I had an interesting chat with a zine fan this weekend. She wondered why Fanlore was not tagging or categorizing fanzines by subject: angst, hurt/comfort etc. so she could find zines based on her interests. Putting aside the fact that most anthology zines do not have a single theme (novels are different), the majority of people working on Fanlore don’t have access to the physical zines, let alone the ability to read them all to come up with categories.
Even using the vast existing Internet resources that date back to the early 1990s, assembling info on a specific zine is tricky. There have been other fans who have created extensive databases and indexes (I blogged about the paper Trekindex today), and there are fandom specific ones like the Karen Halliday Star Trek Zine index, the Star Wars Collector’s Bible, The Starsky & Hutch Compendium and…..well I started a list of these online zine indexes in 2009 here.
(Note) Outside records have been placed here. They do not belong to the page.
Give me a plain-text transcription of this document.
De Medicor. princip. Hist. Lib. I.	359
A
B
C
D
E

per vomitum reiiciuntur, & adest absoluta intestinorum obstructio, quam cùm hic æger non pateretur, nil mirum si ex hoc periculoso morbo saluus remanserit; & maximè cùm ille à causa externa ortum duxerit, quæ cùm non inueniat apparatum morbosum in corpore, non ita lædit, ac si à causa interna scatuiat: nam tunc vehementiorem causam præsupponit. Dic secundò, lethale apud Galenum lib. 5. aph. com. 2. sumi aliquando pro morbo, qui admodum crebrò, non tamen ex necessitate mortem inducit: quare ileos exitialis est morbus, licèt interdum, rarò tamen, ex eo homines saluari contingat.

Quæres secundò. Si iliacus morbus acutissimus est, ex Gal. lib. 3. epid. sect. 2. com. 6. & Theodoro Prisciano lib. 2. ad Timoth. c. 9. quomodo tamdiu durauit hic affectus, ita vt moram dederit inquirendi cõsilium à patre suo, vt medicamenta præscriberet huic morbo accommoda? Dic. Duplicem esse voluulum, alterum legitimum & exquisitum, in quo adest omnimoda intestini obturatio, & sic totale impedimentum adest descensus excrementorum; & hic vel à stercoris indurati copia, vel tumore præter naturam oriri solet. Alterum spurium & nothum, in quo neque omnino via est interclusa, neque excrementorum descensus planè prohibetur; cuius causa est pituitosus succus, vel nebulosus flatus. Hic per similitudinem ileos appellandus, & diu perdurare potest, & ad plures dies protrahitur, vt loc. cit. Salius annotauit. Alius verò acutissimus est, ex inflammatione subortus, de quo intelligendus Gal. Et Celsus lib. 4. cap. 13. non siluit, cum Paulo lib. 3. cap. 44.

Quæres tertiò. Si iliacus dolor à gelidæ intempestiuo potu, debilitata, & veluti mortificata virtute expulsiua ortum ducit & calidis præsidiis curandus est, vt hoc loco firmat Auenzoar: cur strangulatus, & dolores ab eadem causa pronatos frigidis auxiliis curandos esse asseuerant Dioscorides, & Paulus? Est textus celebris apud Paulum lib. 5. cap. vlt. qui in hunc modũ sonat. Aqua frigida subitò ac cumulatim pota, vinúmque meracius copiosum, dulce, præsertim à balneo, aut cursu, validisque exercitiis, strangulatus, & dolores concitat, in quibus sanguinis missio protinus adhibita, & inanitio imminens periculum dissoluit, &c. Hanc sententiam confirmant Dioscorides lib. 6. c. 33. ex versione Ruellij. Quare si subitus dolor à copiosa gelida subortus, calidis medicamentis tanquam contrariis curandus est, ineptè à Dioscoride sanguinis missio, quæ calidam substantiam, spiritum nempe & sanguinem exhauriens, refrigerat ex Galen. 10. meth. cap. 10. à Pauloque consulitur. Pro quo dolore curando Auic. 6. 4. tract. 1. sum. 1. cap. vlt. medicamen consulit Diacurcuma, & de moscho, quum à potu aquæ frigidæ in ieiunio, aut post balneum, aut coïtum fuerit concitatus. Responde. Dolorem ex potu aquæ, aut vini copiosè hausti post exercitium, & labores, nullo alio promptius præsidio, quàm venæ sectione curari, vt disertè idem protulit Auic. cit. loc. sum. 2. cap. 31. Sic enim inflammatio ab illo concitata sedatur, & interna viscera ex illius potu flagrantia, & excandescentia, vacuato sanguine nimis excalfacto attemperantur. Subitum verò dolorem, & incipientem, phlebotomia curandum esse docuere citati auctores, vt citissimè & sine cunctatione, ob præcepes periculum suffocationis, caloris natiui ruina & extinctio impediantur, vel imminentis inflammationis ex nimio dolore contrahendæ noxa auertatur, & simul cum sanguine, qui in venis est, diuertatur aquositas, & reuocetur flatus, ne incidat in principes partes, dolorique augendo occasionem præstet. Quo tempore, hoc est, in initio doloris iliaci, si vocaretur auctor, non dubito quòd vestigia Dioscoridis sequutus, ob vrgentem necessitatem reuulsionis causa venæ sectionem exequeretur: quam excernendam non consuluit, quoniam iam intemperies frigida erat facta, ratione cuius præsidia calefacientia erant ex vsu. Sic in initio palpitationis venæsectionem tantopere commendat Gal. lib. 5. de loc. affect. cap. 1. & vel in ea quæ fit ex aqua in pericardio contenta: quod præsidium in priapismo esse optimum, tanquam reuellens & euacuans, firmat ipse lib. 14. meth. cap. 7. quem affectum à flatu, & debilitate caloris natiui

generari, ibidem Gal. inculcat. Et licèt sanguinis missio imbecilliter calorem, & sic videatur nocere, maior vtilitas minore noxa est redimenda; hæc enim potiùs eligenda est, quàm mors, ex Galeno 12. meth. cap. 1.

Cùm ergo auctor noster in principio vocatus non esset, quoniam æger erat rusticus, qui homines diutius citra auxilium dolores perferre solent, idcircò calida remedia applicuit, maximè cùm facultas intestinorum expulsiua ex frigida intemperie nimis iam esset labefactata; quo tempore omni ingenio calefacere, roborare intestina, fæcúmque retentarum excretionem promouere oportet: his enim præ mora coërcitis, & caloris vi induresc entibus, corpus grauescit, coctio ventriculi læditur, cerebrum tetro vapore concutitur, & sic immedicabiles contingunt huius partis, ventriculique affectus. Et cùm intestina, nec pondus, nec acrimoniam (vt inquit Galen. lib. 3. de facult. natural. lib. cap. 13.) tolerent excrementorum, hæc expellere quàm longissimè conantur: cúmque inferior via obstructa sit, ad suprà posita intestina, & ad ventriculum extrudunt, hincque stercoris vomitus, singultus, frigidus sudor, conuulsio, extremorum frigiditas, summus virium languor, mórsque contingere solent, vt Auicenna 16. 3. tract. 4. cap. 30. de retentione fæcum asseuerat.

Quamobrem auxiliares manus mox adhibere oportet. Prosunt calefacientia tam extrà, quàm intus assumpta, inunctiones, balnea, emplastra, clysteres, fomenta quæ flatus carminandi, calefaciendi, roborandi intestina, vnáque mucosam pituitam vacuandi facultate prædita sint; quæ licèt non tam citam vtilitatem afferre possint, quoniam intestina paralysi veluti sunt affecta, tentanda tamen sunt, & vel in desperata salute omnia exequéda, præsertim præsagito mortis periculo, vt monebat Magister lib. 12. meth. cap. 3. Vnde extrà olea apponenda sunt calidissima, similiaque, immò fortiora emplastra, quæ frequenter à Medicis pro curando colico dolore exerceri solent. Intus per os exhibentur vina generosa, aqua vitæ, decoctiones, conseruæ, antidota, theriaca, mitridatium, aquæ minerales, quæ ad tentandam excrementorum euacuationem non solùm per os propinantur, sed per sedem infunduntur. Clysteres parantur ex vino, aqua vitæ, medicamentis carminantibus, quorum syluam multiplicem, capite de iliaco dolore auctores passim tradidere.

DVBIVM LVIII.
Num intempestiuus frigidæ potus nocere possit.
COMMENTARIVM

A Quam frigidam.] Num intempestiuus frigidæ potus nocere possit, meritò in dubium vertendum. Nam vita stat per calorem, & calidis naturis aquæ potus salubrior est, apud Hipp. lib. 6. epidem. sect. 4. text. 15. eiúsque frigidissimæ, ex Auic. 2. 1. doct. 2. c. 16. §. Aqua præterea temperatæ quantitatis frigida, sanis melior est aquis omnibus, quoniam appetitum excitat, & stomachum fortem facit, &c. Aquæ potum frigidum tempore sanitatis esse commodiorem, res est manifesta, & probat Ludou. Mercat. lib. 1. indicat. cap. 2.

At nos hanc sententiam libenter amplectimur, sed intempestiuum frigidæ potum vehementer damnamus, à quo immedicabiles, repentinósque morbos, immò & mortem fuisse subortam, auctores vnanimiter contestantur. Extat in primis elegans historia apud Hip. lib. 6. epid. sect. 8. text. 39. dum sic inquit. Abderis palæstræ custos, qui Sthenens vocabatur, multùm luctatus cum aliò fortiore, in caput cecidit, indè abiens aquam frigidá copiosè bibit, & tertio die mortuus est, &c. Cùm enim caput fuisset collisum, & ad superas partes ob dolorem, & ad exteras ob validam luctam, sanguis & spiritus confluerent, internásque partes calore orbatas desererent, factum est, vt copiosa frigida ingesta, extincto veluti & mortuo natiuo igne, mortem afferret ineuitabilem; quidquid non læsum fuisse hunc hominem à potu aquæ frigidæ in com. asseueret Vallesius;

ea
The bottom line is that fanzine info is scattered across the Internet and basic fanzine history continues to be lost due to inactivity, neglect, gaffiating, death, and entropy. This makes locating even the simplest info - like tables of contents, story titles, fandoms, page counts and dates -- a monumental undertaking. A monumentally *insane* undertaking as there are (we guess) 8,000+ fanzines listed on Fanlore. Which makes Fanlore the first and only comprehensive multi-fandom media fanzine listing in media fandoms’ history. Ever. (Or, as I sometimes jokingly call it, it is Fandom's First Memory Alpha....but I will reserve that title for another fanzine history preservation project).
Which is why I am so grateful when someone does take a moment – like the fan I mentioned above – to let me know that they are finding Fanlore’s fanzine index useful and want to make it more useful.*
*Many zine fans use Fanlore to buy and sell their used fanzines or to look for some of their old favorite stories and fandoms. If a zine story is now online, Fanlore can provide a link to the story. And of course if the zine is still for sale, there will be a link to the publisher, agent or distributor.
(no subject)
Date: 2013-05-05 09:43 pm (UTC)Does Fanlore have any policies against linking to fic that is not currently online but available on the Internet Archive? If not, I can add some more links to the Fanlore articles I started from. :)
(no subject)
Date: 2013-05-05 10:09 pm (UTC)If the websites were accessible without restrictions (passwords or membership etc), we can use the material. I've been linking to websites and discussions that are in the WayBack Machine. Fans who want to remove their content from the WayBack Machine can work directly with the WayBack Machine (they have a verification and removal process). Like most Internet Archiving, the WayBack Machine works on an opt out basis (and they also honor no robots.txt). Of course, if your site went offline and your domain name was bought and parked with new owners who have put up a "no robots.txt," your history will be eventually wiped from the WayBack Machine anyway (they cannot distinguish between a no robots.txt placed by new owners or old owners, so it all gets deleted).
(no subject)
Date: 2013-05-06 12:21 am (UTC)Egads. Knowing this, in the future I'll be careful to save local copies of pages found on the WayBack Machine.